Die Finsterlinge, die in ihrem Kinderzimmer auf der Lauer lagen, in Elsas Augen waren sie aus Fleisch und Blut, wie frisch aus den Dreigroschenheften, die ihr Bruder Alfred heimlich las. Die Schritte ihrer Mutter waren noch nicht verhallt, da standen sie auch schon neben ihrem Bett, an der Spitze Graf Dracula und der Golem, gefolgt von Nosferatu, der danach lechzte, ihr das Blut aus dem schweißgebadeten Körper zu saugen. Doktor Mabuse, Gestaltwandler und Finsterling in einer Person, durfte im Reigen der Schreckensgestalten nicht fehlen, mit Doktor Frankenstein, dessen Blick sie vollends in Panik versetzte, als schaudererregendem Finale.

Doch dann, vor etwa drei, vier Jahren, war der Spuk auf einmal vorbei gewesen, zur Erleichterung ihrer Eltern, die geglaubt hatten, sie sei nicht mehr ganz richtig im Kopf. Im Rückblick hatte sich die Sorge als unbegründet erwiesen, und wie um sie Lügen zu strafen, wurde eine intelligente und ansehnliche junge Frau aus ihr. Keck, adrett und mit auffallend dunklem Teint. Ein echter Hingucker, da waren sich die Nachbarsjungen einig. Doch waren es nicht nur sie, die ihr schmachtende Blicke hinterherwarfen, sondern auch Männer im fortgeschrittenen Alter, weit jenseits der 20 und absolut nicht nach ihrem Geschmack. Letztendlich war sie ja erst 17, und was ihre Erfahrungen mit dem anderen Geschlecht betraf, da war außer Händchenhalten nicht viel gewesen.

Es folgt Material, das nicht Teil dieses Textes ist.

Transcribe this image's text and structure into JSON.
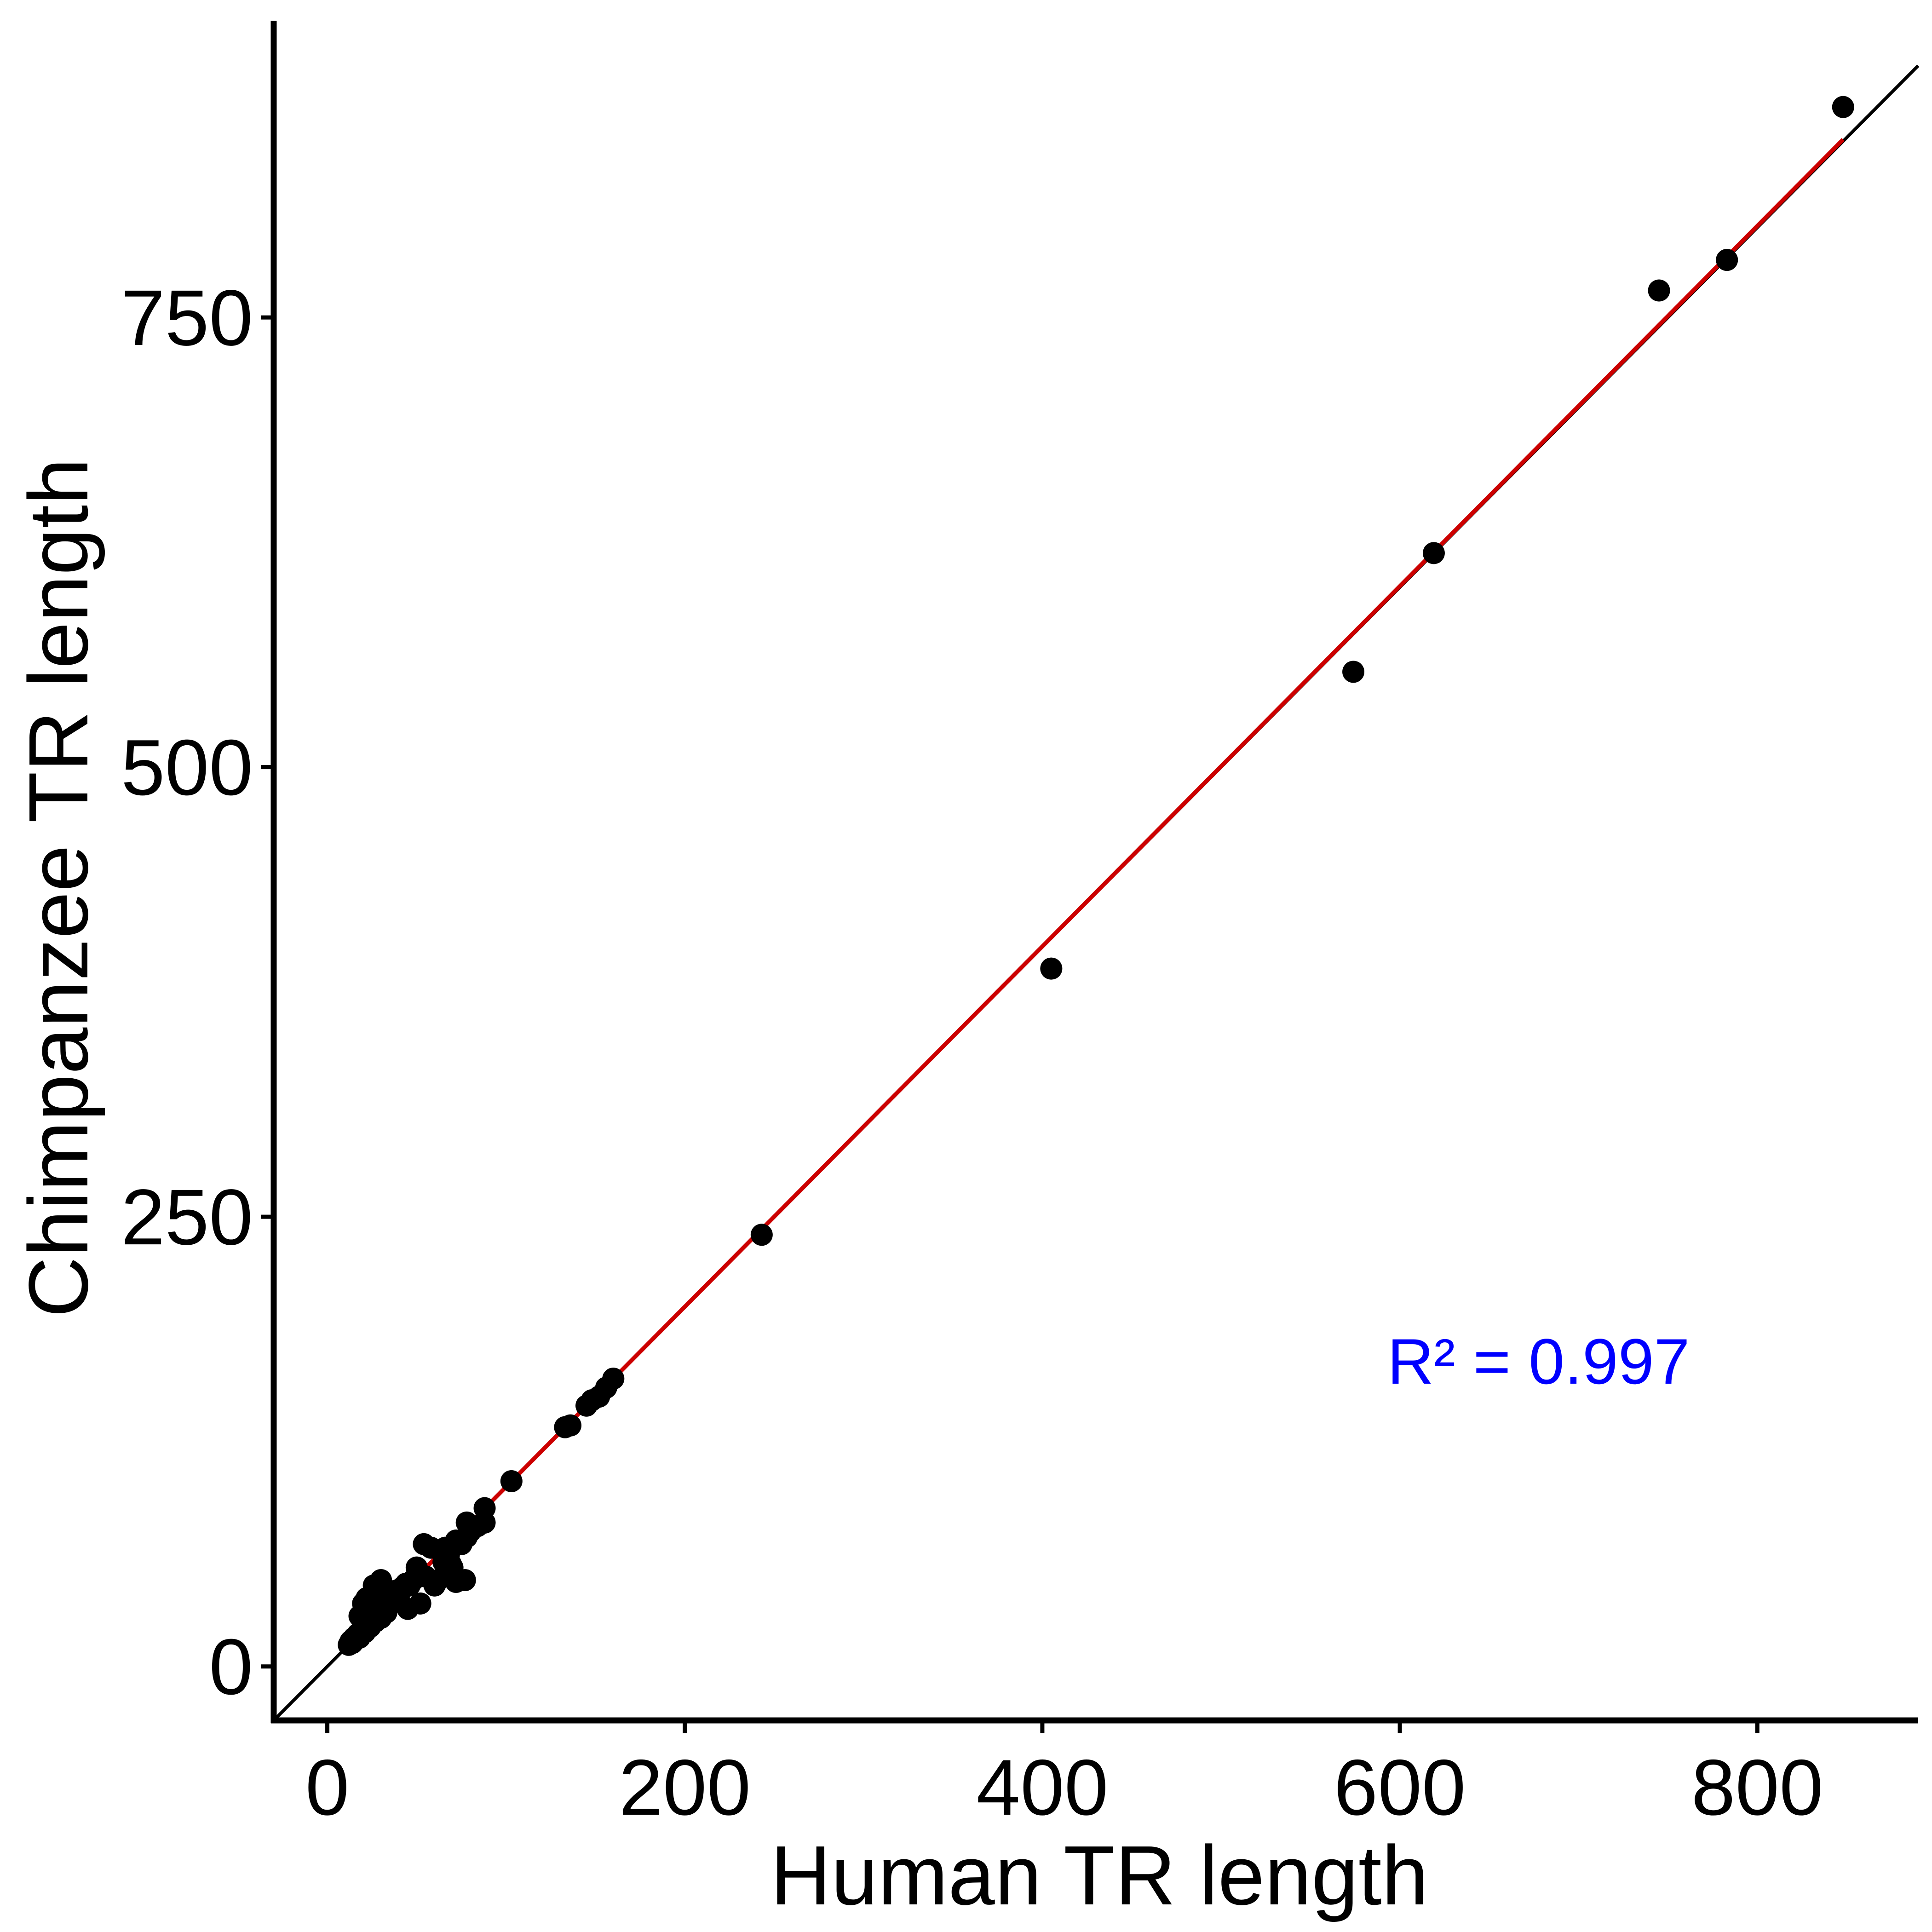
{
  "chart_data": {
    "type": "scatter",
    "xlabel": "Human TR length",
    "ylabel": "Chimpanzee TR length",
    "xlim": [
      -30,
      890
    ],
    "ylim": [
      -30,
      915
    ],
    "x_ticks": [
      "0",
      "200",
      "400",
      "600",
      "800"
    ],
    "y_ticks": [
      "0",
      "250",
      "500",
      "750"
    ],
    "grid": false,
    "legend": "none",
    "annotation": {
      "text": "R² = 0.997",
      "x": 593,
      "y": 170,
      "color": "#0000ff"
    },
    "reference_line": {
      "slope": 1,
      "intercept": 0,
      "color": "#000000"
    },
    "fit_line": {
      "color": "#cc0000",
      "x_range": [
        12,
        848
      ],
      "slope": 1.0015,
      "intercept": -0.3
    },
    "points": [
      [
        12,
        12
      ],
      [
        13,
        14
      ],
      [
        14,
        13
      ],
      [
        15,
        16
      ],
      [
        16,
        15
      ],
      [
        17,
        18
      ],
      [
        18,
        16
      ],
      [
        19,
        20
      ],
      [
        20,
        22
      ],
      [
        21,
        19
      ],
      [
        22,
        24
      ],
      [
        23,
        26
      ],
      [
        24,
        22
      ],
      [
        25,
        28
      ],
      [
        26,
        30
      ],
      [
        27,
        25
      ],
      [
        28,
        33
      ],
      [
        29,
        36
      ],
      [
        30,
        27
      ],
      [
        31,
        32
      ],
      [
        32,
        35
      ],
      [
        33,
        30
      ],
      [
        34,
        38
      ],
      [
        35,
        40
      ],
      [
        36,
        37
      ],
      [
        38,
        42
      ],
      [
        40,
        39
      ],
      [
        42,
        44
      ],
      [
        44,
        46
      ],
      [
        46,
        45
      ],
      [
        48,
        48
      ],
      [
        22,
        38
      ],
      [
        25,
        40
      ],
      [
        28,
        42
      ],
      [
        20,
        35
      ],
      [
        18,
        28
      ],
      [
        30,
        48
      ],
      [
        26,
        45
      ],
      [
        45,
        32
      ],
      [
        52,
        35
      ],
      [
        50,
        55
      ],
      [
        55,
        50
      ],
      [
        60,
        45
      ],
      [
        62,
        48
      ],
      [
        65,
        58
      ],
      [
        68,
        62
      ],
      [
        70,
        55
      ],
      [
        72,
        70
      ],
      [
        75,
        68
      ],
      [
        78,
        72
      ],
      [
        80,
        75
      ],
      [
        84,
        78
      ],
      [
        88,
        80
      ],
      [
        54,
        68
      ],
      [
        58,
        66
      ],
      [
        66,
        66
      ],
      [
        68,
        66
      ],
      [
        70,
        67
      ],
      [
        69,
        57
      ],
      [
        72,
        47
      ],
      [
        77,
        48
      ],
      [
        78,
        80
      ],
      [
        88,
        88
      ],
      [
        103,
        103
      ],
      [
        133,
        133
      ],
      [
        136,
        134
      ],
      [
        145,
        145
      ],
      [
        148,
        148
      ],
      [
        152,
        150
      ],
      [
        156,
        155
      ],
      [
        160,
        160
      ],
      [
        243,
        240
      ],
      [
        405,
        388
      ],
      [
        574,
        553
      ],
      [
        619,
        619
      ],
      [
        745,
        765
      ],
      [
        783,
        782
      ],
      [
        848,
        867
      ]
    ]
  }
}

Bis gestern, als Elsa in die Fänge eines Monstrums geriet.

Eines Verbrechers, wie ihn Berlin bis dato nicht gekannt hatte.

Frauenschänder, Phantom, Frankenstein von Friedrichshain, Unhold, S-Bahn-Mörder, Werwolf: Die Prädikate, mit denen man ihren Peiniger bedachte, sie waren so zahlreich wie die Verbrechen, deren man ihn bezichtigte. Offiziell wurde nicht viel darüber verlautbart, aber das hatte nicht viel zu bedeuten. Je länger die Polizei im Dunkeln tappte, desto zahlreicher und fantasievoller die Berichte, die hinter vorgehaltener Hand kursierten.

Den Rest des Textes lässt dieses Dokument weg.